A United Ireland

The only answer

A cliff edge next to the sea.
Photo by Vincent Guth on Unsplash

One of my first work experiences was bridge-building between the Catholic and Protestant communities in Northern Ireland. We visited schools and youth clubs, having discussions and using drama sketches to illustrate the tough questions.

Almost all of the youth, who would be over 30 now, wanted peace in Northern Ireland.

It seems peace is not enough. Due to what we term Brexit, there is now a customs border in the Irish Sea. It was impossible to put a border on the island of Ireland, as border checks were what The Troubles were about.

The Troubles means the bombings, murders, and deployment of British troops. It is a very Irish expression but minimizes the terrible warfare that went on.

Since the UK left the European Union, each EU member is part of the Good Friday Peace Accord and must do all they can to preserve it.

Now, goods arriving in Northern Ireland from Britain must go through customs. Some businesses, because of this, have stopped trading with Britain and only trade with the EU. Some goods are no longer available in Northern Ireland.

Note that the United Kingdom includes Northern Ireland. Britain does not include Northern Ireland.

There was an election in Northern Ireland last week. For the first time, Sinn Fein won a majority. The Democratic Union Party (DUP) refuse to sit in government with Sinn Fein because, they claim, the trading protocol with Britain is not working.

Everyone agrees it is not working. The answer is to talk it out. The Good Friday Agreement states that power must be shared.
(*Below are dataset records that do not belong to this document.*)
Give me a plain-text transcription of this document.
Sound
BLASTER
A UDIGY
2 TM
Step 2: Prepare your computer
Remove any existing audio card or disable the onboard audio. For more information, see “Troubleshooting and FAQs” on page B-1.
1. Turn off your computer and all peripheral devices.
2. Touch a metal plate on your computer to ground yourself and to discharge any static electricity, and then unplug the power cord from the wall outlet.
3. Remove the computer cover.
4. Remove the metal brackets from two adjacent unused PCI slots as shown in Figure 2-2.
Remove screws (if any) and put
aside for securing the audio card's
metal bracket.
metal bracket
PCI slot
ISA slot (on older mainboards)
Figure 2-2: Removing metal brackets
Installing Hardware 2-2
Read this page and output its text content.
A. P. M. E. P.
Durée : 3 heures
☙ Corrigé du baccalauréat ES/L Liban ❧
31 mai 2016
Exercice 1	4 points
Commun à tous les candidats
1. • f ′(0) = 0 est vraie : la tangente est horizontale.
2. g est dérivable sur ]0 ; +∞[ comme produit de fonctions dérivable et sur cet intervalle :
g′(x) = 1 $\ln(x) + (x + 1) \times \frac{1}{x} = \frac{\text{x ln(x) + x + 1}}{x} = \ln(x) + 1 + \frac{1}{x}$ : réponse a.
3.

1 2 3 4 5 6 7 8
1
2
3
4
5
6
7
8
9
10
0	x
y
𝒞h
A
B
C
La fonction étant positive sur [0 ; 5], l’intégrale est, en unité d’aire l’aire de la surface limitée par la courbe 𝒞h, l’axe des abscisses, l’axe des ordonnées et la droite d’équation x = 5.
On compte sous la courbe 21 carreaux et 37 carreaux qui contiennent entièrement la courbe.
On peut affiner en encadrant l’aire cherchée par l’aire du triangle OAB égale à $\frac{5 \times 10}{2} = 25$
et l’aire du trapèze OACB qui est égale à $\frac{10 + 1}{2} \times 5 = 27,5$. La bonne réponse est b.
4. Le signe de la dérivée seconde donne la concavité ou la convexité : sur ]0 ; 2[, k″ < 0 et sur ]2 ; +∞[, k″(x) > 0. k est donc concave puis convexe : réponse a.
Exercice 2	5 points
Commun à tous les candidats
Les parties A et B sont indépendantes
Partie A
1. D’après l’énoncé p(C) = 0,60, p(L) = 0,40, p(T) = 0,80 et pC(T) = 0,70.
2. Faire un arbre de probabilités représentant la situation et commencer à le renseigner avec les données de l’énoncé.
Since the DUP, who are renowned for being difficult, will not take up their posts in government, I think it is time for the people to vote on a united Ireland. The population did not want to leave the EU. A united Ireland would be entirely EU.

It is only ideology that keeps Northern Ireland separate. The ideology of the DUP. Obviously, they are now less voted for. Other smaller political parties ate into their constituency too.

One cannot please all of the people all of the time. Right now, people are angry that London is governing them, and nothing is being done to address local issues. Thus, I believe that although some will vote nay, the majority will see the logic and vote yes.

Last year there was some violence about the trading protocol, i.e. the border in the Irish Sea, using 11-year- old boys so as not to be known. It was obviously not Sinn Fein. Buses were set alight with petrol bombs made in bottles

If violence is that pathetic, a united Ireland is an obvious answer to Northern Ireland’s problems.